This tragic story from New Orleans is unusual not because a cop shot a young Black man to death – that happens with depressing regularity – but because the cop is in prison for the shooting.
On March 7 of last year, Colclough was among a group of officers who raided [Natasha Allen's] home on Prentiss Street in Gentilly, looking for evidence of drug dealing.
As they marched up the stairs, 20-year-old Wendell Allen appeared at the top of the staircase. He was shirtless, wearing only pants and a pair of sneakers.
He had nothing in his hands, Orleans Parish District Attorney Leon Cannizzaro said Friday. He was unarmed.
But Colclough fired his weapon once. The bullet tore through Allen’s chest, into his heart and his lungs. He fell on the landing and died within seconds.
I wonder why Colclough didn’t say the magic words – “I thought he was reaching for a gun in his waistband” – to get out of being punished. The other police officers were behind him on the stairs, and therefore had obscured views. It would have created reasonable doubt.
Two possibilities occur to me. First, Colclough may have known that the raid was being recorded by a pinhole camera, and been afraid of lying for fear of being contradicted by the video. Although the video doesn’t show Allen before the shooting, Colclough may not have known that at the time he gave his statement.
Secondly, Colclough may be too honest and honorable a person to lie. The article certainly makes him seem like a good man – one that even the victim’s mother forgave after meeting with him.

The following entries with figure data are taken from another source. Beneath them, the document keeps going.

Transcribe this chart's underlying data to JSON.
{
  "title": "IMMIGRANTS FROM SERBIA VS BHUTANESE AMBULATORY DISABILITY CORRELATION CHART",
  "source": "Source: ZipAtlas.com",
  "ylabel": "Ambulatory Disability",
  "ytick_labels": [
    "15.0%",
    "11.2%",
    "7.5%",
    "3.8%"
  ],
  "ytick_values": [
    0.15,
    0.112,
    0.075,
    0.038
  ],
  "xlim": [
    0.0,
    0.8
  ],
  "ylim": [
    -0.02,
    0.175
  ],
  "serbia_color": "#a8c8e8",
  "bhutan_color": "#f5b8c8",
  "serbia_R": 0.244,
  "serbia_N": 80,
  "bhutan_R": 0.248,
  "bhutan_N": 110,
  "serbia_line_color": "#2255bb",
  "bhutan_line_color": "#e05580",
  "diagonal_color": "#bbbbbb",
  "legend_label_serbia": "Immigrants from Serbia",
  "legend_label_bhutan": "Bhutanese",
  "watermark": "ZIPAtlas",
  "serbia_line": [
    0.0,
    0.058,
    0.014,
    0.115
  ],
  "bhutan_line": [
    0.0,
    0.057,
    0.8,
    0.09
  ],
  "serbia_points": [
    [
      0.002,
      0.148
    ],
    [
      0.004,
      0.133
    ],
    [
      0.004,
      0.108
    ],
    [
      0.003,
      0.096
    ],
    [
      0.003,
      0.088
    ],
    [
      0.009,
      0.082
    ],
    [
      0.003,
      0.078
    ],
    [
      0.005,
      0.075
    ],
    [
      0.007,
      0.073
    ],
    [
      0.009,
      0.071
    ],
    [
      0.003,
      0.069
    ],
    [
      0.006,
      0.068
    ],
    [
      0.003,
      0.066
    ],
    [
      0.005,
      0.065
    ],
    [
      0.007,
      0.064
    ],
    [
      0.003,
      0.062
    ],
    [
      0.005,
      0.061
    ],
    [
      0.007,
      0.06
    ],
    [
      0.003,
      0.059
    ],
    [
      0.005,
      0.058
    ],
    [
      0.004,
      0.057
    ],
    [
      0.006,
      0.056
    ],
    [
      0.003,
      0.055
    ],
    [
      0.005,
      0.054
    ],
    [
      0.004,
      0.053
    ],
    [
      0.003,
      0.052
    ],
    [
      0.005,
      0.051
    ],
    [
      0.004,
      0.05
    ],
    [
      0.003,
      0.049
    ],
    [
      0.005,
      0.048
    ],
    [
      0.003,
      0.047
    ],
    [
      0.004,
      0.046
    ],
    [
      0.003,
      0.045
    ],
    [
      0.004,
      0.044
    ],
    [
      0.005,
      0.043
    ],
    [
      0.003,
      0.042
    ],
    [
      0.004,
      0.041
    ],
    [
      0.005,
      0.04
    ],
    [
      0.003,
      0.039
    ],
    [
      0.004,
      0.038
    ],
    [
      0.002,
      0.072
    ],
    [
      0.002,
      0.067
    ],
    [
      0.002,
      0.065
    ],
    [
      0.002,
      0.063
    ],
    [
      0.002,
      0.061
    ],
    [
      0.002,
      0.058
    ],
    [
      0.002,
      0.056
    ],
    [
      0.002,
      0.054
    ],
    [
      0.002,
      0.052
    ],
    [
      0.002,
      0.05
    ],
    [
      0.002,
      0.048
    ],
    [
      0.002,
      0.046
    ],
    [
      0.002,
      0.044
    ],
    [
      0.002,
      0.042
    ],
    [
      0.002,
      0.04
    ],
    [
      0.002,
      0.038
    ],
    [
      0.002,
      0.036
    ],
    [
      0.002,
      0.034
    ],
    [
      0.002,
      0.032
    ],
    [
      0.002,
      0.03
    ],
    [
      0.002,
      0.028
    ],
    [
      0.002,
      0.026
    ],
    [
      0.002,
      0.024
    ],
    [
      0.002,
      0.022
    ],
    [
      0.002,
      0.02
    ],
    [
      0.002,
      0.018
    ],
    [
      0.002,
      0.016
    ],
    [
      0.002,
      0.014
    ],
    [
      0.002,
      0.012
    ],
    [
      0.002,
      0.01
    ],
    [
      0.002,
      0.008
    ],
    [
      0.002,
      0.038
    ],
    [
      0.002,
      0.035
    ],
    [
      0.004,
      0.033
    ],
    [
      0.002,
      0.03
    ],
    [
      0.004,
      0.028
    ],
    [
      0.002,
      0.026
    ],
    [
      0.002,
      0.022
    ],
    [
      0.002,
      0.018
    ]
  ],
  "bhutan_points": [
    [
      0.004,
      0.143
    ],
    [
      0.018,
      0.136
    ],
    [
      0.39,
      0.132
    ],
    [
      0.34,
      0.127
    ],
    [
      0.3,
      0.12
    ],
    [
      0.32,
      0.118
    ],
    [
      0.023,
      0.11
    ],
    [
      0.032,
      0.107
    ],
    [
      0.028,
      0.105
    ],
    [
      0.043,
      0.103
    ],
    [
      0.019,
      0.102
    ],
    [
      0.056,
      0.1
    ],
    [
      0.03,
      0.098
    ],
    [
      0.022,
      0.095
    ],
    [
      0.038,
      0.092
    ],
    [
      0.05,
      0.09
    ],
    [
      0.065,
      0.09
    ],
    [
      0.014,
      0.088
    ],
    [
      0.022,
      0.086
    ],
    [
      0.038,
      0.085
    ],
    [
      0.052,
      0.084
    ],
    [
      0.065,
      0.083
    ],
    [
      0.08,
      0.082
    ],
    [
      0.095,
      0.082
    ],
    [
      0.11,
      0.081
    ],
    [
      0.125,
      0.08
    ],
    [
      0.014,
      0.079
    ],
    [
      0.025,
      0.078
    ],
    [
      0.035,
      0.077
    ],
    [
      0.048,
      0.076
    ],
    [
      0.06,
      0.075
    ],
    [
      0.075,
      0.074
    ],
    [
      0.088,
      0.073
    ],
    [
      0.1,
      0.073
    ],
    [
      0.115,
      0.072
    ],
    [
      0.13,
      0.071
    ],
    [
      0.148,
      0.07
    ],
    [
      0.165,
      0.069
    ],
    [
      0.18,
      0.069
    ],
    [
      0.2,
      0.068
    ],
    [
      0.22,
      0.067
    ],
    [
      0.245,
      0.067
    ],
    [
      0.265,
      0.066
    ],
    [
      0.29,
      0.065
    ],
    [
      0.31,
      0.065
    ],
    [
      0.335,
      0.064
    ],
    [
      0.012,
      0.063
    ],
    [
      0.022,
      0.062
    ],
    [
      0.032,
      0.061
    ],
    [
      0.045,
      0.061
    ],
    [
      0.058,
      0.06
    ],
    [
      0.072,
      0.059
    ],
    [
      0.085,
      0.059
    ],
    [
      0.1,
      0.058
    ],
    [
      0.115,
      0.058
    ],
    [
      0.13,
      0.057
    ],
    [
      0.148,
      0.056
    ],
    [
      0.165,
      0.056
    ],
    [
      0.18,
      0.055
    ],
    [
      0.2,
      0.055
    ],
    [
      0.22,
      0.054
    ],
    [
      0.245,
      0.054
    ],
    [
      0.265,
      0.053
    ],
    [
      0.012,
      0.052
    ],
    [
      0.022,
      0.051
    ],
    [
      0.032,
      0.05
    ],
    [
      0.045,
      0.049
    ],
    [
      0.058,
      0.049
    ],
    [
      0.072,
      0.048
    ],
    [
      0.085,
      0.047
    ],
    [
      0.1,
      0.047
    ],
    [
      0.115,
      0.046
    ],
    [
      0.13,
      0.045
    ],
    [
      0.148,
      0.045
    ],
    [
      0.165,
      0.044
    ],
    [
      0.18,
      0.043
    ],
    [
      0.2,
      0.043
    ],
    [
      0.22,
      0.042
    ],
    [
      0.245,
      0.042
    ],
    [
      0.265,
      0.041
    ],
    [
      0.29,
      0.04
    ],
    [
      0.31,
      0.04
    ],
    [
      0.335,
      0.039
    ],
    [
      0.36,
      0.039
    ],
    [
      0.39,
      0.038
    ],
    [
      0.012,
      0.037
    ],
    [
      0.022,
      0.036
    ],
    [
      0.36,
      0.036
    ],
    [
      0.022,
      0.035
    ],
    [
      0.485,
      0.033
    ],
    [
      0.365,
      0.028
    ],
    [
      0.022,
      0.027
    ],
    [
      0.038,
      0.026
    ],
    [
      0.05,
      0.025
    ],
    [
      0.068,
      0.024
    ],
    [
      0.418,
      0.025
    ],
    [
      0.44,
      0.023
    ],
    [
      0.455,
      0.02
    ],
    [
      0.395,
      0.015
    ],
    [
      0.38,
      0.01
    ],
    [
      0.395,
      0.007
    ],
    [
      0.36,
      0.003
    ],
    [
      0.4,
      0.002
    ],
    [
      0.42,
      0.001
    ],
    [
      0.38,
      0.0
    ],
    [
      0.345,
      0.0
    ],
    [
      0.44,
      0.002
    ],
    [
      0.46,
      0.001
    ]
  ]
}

Don’t get me wrong – I mainly feel sorry for Wendell Allen and his family. Wendell Allen took care of his many younger siblings and was the first in his family to attend college. He sounds like a great guy who worked hard to make something of himself, and now he’s dead at a ludicrously young age and won’t get the chance.
But there’s something unsatisfying about Colclough being the only person punished for this tragedy, because this wasn’t only Colclough’s fault. If it wasn’t Colclough shooting Allen, it would have been a different cop shooting a different civilian. Because our current policies make tragedies like this inevitable.
Radley Balko writes:
Let’s be clear here. Throwing cops in jail for making split-second mistakes under unimaginably perilous circumstances isn’t going to prevent future Wendell Allens. The problem is that bad policy keeps creating those unimaginably perilous circumstances in the first place. Over 100 times per day in America, police officers break into private homes to serve search warrants for consensual, nonviolent crimes. They aren’t preventing violence, they’re creating it. They aren’t saving lives, they’re putting lives at risk.
Until that stops, there will be more bodies.
A police raid like the one that took Wendell Allen’s life should be a very last resort, used rarely, and only in cases where the stakes are high enough to justify risking lives. It wasn’t worth risking the lives of anyone – not the cops, not the people raided – for a shot at arresting an alleged pot dealer. If someone offered to increase the amount of pot in New Orleans by a thousandfold or ten thousandfold or a thousand thousandfold, and in return Wendell Allen would be alive, I’d take that deal in a second, and so would anyone with any sense of proportion.
But while Josh Colclough, who says he has wept for Wendell Allen every day since the shooting, sits in prison, and while Wendell Allen lies dead, the people who decided to invade the Allen home with a door-smashing raid are not dead or in prison. The higher-ups in the police department who decide on priorities and tactics will not be punished at all. The politicians who have made careers out of anti-drug hysteria will not be punished at all.
It’s good Colclough was held responsible. It’s appalling that he’s the only one.